Just started researching Redshift for a project at work and below are some random notes in relation to python and Big Data (buzzword alert) analytics.
- Fast I/O
- Designed for data warehousing
- Speed is due to distributing queries across multiple nodes.
- Security is built in.
- Based on PgSQL
Plays nicely with Amazon S3 and Dynamo. Data can be loaded/unloaded to/from either. So one could easily take Elastic Map Reduce outputted data and store it in Redshift for further analysis.
Uses a cluster of nodes where each cluster is a warehouse. Node amount is based on size of data, query performance, etc…
The more nodes the more parallel computing can be achieved.
Setup is broken into Leader and Compute Nodes. The Leader node is the access point via JDBC and the Compute nodes do all the query work.
This was done via S3 using a very awesome python library, boto.
Cleaned raw data goes to S3 and from there we use the Redshift COPY command. With enough nodes loading can go very quick by splitting the input files by the same number of slices on your nodes (explained in the docs already). This allows for parallel loading.
Can it help me?
So for my data analytics project i needed something that could be scheduled, queried and set up via an api in python. Unfortunately this wont be possible right now as no python query api exists. Hopefully boto will sort that out soon. The api’s available cater for the java and .Net market and according to the docs only handle cluster management. I’m sure this wil change in future. Well hopefully…

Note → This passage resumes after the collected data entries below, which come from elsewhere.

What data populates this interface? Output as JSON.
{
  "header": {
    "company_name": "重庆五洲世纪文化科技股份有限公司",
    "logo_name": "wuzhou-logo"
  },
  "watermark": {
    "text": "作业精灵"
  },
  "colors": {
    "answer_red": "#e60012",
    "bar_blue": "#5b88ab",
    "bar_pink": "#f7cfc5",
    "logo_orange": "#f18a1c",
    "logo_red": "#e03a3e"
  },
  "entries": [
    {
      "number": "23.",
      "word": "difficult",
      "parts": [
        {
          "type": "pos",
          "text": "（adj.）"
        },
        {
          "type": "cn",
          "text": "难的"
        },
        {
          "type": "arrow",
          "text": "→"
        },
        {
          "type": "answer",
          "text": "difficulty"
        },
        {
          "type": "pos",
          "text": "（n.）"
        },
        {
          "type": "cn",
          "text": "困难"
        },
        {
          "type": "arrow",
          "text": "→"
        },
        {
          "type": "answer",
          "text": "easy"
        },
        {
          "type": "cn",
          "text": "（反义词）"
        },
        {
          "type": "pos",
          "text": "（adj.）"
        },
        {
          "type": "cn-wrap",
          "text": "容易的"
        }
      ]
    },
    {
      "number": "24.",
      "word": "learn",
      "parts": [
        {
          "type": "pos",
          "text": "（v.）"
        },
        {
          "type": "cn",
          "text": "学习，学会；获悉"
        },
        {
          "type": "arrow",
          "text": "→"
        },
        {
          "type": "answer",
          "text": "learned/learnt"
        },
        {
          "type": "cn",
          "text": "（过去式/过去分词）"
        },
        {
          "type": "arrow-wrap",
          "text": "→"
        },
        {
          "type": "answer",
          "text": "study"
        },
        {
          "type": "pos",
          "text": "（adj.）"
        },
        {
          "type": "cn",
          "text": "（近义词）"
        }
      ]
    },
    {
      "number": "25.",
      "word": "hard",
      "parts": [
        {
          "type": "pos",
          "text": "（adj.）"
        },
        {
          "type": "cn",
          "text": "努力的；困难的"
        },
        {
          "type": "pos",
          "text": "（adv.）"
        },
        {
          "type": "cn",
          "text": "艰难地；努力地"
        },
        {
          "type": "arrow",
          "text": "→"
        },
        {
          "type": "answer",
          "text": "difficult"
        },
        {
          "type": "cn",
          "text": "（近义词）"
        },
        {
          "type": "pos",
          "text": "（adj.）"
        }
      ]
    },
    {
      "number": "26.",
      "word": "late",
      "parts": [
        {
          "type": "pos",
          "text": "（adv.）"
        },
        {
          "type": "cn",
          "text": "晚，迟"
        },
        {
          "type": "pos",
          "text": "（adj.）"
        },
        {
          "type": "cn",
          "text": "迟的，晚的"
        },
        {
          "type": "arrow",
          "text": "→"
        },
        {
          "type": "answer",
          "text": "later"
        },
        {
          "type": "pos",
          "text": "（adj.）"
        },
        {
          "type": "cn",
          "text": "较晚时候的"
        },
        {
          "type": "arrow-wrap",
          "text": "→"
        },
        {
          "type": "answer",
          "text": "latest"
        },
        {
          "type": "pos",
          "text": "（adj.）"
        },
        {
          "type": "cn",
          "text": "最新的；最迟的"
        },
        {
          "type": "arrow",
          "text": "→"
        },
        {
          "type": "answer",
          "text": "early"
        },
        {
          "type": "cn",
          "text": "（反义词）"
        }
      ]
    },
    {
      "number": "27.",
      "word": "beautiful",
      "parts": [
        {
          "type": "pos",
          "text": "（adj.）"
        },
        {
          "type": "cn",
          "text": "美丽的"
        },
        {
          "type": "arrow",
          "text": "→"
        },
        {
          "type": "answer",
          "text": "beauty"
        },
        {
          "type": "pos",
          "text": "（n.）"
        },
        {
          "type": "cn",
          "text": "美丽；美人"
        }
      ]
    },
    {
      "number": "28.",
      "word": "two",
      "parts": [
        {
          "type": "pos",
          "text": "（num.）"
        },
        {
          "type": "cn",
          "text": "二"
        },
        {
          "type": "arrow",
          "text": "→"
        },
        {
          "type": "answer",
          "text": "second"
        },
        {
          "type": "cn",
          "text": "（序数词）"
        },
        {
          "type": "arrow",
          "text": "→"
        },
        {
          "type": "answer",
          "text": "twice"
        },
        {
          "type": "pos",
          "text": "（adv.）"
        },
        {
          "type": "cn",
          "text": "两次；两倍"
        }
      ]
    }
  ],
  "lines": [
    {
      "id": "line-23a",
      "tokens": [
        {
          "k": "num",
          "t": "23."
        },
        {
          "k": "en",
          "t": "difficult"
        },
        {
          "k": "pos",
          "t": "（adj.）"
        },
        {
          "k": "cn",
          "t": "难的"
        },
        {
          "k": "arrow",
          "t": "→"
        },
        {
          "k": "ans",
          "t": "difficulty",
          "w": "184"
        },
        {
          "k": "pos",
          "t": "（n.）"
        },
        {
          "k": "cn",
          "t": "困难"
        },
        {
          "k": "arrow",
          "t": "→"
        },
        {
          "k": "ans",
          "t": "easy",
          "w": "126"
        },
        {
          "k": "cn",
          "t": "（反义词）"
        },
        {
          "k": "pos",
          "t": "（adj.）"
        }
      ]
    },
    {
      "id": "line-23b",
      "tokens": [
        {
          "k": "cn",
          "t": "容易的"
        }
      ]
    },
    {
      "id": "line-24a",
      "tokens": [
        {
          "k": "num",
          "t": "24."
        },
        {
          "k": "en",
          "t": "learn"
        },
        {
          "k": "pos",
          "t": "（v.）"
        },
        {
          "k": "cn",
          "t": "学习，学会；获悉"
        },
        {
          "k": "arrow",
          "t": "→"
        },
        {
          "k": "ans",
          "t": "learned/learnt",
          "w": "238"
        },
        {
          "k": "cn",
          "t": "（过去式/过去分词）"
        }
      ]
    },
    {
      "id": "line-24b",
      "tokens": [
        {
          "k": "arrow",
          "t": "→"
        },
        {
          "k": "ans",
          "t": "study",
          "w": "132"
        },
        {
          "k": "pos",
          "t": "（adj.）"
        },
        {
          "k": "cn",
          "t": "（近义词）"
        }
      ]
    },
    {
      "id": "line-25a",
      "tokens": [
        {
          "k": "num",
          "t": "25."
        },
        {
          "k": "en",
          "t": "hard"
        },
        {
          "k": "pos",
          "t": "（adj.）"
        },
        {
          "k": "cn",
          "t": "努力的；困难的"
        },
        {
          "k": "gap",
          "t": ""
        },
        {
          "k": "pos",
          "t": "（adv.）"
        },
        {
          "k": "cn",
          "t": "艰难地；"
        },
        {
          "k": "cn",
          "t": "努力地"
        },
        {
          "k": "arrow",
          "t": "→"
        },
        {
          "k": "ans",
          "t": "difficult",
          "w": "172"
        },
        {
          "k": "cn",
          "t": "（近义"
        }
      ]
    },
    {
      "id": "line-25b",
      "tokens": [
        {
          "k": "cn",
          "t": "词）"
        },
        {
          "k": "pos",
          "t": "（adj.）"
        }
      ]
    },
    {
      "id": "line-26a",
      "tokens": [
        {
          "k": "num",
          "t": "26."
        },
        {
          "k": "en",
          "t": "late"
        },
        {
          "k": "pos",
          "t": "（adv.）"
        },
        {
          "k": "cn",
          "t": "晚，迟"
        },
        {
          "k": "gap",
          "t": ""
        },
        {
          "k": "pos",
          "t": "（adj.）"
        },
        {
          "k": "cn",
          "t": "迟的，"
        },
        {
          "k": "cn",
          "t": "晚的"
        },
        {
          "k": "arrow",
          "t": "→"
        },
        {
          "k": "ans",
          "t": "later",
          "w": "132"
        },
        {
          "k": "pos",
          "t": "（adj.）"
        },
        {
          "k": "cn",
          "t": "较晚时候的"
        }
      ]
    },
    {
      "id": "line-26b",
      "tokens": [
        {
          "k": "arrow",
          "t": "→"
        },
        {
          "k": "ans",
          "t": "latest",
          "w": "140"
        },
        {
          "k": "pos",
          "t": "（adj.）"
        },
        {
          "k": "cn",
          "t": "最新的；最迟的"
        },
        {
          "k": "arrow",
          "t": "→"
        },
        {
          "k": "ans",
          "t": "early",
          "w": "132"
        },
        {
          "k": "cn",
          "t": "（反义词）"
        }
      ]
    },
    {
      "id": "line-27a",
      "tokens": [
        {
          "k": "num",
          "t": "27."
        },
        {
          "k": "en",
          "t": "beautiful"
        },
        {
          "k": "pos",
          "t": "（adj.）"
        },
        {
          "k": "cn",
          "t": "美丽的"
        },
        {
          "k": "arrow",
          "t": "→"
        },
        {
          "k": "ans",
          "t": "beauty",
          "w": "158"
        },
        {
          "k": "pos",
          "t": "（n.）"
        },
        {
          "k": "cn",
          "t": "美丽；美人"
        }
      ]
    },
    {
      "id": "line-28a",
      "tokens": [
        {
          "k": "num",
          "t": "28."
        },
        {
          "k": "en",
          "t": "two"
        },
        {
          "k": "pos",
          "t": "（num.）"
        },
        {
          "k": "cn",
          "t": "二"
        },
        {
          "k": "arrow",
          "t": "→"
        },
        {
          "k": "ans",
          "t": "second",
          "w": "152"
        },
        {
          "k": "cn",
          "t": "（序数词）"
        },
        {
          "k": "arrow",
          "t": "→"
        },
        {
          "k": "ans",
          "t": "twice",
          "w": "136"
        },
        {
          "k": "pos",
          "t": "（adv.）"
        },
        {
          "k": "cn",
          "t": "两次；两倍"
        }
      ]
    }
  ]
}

Speed is based on your queries, amount of nodes and cluster setup. But from the little testing I did it was very fast. One table with 500 000 rows was easily queried and the more nodes added the faster it went (naturally). Comparison was against a mysql DB. Please note that this was a very simple test and nothing scientific.
This is not a transactional datastore and should not be treated as such. This could possibly be used for ad hoc large table analysis with millions of rows. If it was to be used for my project then it would form part of the ETL layer/phase and would store the cleaned data.
Could still be used to test ideas or for quick analysis but right now i will have to give it a miss.
Hope this helps you.